The 2010 Dodd-Frank Act ordered the creation of the CFPB’s civil penalty fund and authorized the agency to draw from it for victim compensation, including in cases where defendants may be bankrupt or defunct and incapable of providing redress.

But Dodd-Frank also gave the CFPB permission to spend the fund’s money on financial education and literacy programs “to the extent such victims cannot be located or such payments are otherwise not practicable.”

Since it finalized a 2013 rule to implement these authorities, the CFPB has paid out more than $3.6 billion in victim compensation from the fund, according to Tuesday’s notice.

By contrast, the CFPB has allocated just $28.8 million for education purposes in this time, less than 1% of the amount taken from the fund for consumer relief. In fact, according to the agency’s financial reports, it has made education-related allocations in only two fiscal years — once in 2013 and once in 2016.

This money, the CFPB has said, went toward a financial coaching program for returning servicemembers and other “economically vulnerable” consumers.

Tuesday’s notice did not identify any specific allocations that Vought, a Trump appointee, or his leadership team at the CFPB object to, but the penalty fund’s built-in flexibility has fueled suspicion from the agency’s conservative critics over the years.

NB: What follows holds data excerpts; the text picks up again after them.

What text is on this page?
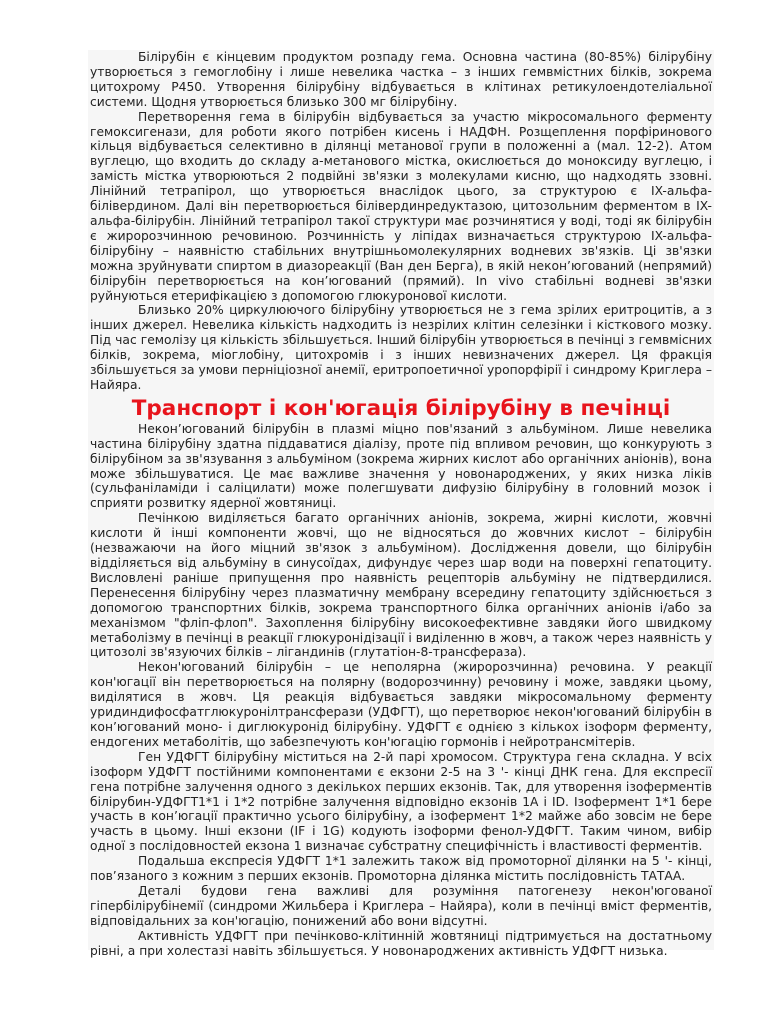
Білірубін є кінцевим продуктом розпаду гема. Основна частина (80-85%) білірубіну утворюється з гемоглобіну і лише невелика частка – з інших гемвмістних білків, зокрема цитохрому Р450. Утворення білірубіну відбувається в клітинах ретикулоендотеліальної системи. Щодня утворюється близько 300 мг білірубіну.

Перетворення гема в білірубін відбувається за участю мікросомального ферменту гемоксигенази, для роботи якого потрібен кисень і НАДФН. Розщеплення порфіринового кільця відбувається селективно в ділянці метанової групи в положенні а (мал. 12-2). Атом вуглецю, що входить до складу а-метанового містка, окислюється до моноксиду вуглецю, і замість містка утворюються 2 подвійні зв'язки з молекулами кисню, що надходять ззовні. Лінійний тетрапірол, що утворюється внаслідок цього, за структурою є IX-альфа-білівердином. Далі він перетворюється білівердинредуктазою, цитозольним ферментом в IX-альфа-білірубін. Лінійний тетрапірол такої структури має розчинятися у воді, тоді як білірубін є жиророзчинною речовиною. Розчинність у ліпідах визначається структурою IX-альфа-білірубіну – наявністю стабільних внутрішньомолекулярних водневих зв'язків. Ці зв'язки можна зруйнувати спиртом в диазореакції (Ван ден Берга), в якій некон’югований (непрямий) білірубін перетворюється на кон’югований (прямий). In vivo стабільні водневі зв'язки руйнуються етерифікацією з допомогою глюкуронової кислоти.

Близько 20% циркулюючого білірубіну утворюється не з гема зрілих еритроцитів, а з інших джерел. Невелика кількість надходить із незрілих клітин селезінки і кісткового мозку. Під час гемолізу ця кількість збільшується. Інший білірубін утворюється в печінці з гемвмісних білків, зокрема, міоглобіну, цитохромів і з інших невизначених джерел. Ця фракція збільшується за умови перніціозної анемії, еритропоетичної уропорфірії і синдрому Криглера – Найяра.

Транспорт і кон'югація білірубіну в печінці

Некон’югований білірубін в плазмі міцно пов'язаний з альбуміном. Лише невелика частина білірубіну здатна піддаватися діалізу, проте під впливом речовин, що конкурують з білірубіном за зв'язування з альбуміном (зокрема жирних кислот або органічних аніонів), вона може збільшуватися. Це має важливе значення у новонароджених, у яких низка ліків (сульфаніламіди і саліцилати) може полегшувати дифузію білірубіну в головний мозок і сприяти розвитку ядерної жовтяниці.

Печінкою виділяється багато органічних аніонів, зокрема, жирні кислоти, жовчні кислоти й інші компоненти жовчі, що не відносяться до жовчних кислот – білірубін (незважаючи на його міцний зв'язок з альбуміном). Дослідження довели, що білірубін відділяється від альбуміну в синусоїдах, дифундує через шар води на поверхні гепатоциту. Висловлені раніше припущення про наявність рецепторів альбуміну не підтвердилися. Перенесення білірубіну через плазматичну мембрану всередину гепатоциту здійснюється з допомогою транспортних білків, зокрема транспортного білка органічних аніонів і/або за механізмом "фліп-флоп". Захоплення білірубіну високоефективне завдяки його швидкому метаболізму в печінці в реакції глюкуронідізації і виділенню в жовч, а також через наявність у цитозолі зв'язуючих білків – лігандинів (глутатіон-8-трансфераза).

Некон'югований білірубін – це неполярна (жиророзчинна) речовина. У реакції кон'югації він перетворюється на полярну (водорозчинну) речовину і може, завдяки цьому, виділятися в жовч. Ця реакція відбувається завдяки мікросомальному ферменту уридиндифосфатглюкуронілтрансферази (УДФГТ), що перетворює некон'югований білірубін в кон’югований моно- і диглюкуронід білірубіну. УДФГТ є однією з кількох ізоформ ферменту, ендогених метаболітів, що забезпечують кон'югацію гормонів і нейротрансмітерів.

Ген УДФГТ білірубіну міститься на 2-й парі хромосом. Структура гена складна. У всіх ізоформ УДФГТ постійними компонентами є екзони 2-5 на 3 '- кінці ДНК гена. Для експресії гена потрібне залучення одного з декількох перших екзонів. Так, для утворення ізоферментів білірубин-УДФГТ1*1 і 1*2 потрібне залучення відповідно екзонів 1А і ID. Ізофермент 1*1 бере участь в кон’югації практично усього білірубіну, а ізофермент 1*2 майже або зовсім не бере участь в цьому. Інші екзони (IF і 1G) кодують ізоформи фенол-УДФГТ. Таким чином, вибір одної з послідовностей екзона 1 визначає субстратну специфічність і властивості ферментів.

Подальша експресія УДФГТ 1*1 залежить також від промоторної ділянки на 5 '- кінці, пов’язаного з кожним з перших екзонів. Промоторна ділянка містить послідовність ТАТАА.

Деталі будови гена важливі для розуміння патогенезу некон'югованої гіпербілірубінемії (синдроми Жильбера і Криглера – Найяра), коли в печінці вміст ферментів, відповідальних за кон'югацію, понижений або вони відсутні.

Активність УДФГТ при печінково-клітинній жовтяниці підтримується на достатньому рівні, а при холестазі навіть збільшується. У новонароджених активність УДФГТ низька.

More recently, Project 2025, the conservative policy blueprint that Vought helped co-author, portrayed the fund as a potential source of dark money for “leftist nonprofits” and called for restricting its use to direct victim compensation only, with the added requirement that any leftover penalty money be remitted to the U.S. Treasury.

House Republicans have proposed implementing this idea as part of their “One Big Beautiful” budget bill, but it has so far not been included in the Senate’s version of the legislation. GOP lawmakers are also mulling slashing the CFPB’s budget more broadly, potentially even eliminating its funding from the Federal Reserve.

Comments on Vought’s proposed penalty fund rollback will be due 30 days after formal publication, while the other two CFPB rulemaking notices released Tuesday are slated to become effective as final rules.

The first, which will go into effect right away, scraps a 2012 rule that let the CFPB treat regulations as officially issued once posted online, reverting instead to the traditional standard of Federal Register publication.

The other notice, which will go into effect next month, provides roughly one-year extensions on the compliance deadlines for banks and other lenders subject to the CFPB’s small-business loan reporting requirements.

Those requirements, which Vought has signaled plans to reopen, were originally supposed to start taking effect this summer but have been put on hold amid court challenges from lender trade groups.

The CFPB said Tuesday that its proposed extension would cover all lenders, not just those included in the court-ordered stays. This length of time also “should be sufficient” for the agency to initiate a reproposal of the reporting requirements, it said.

To that end, the CFPB “anticipates issuing a notice of proposed rulemaking as expeditiously as reasonably possible,” it added.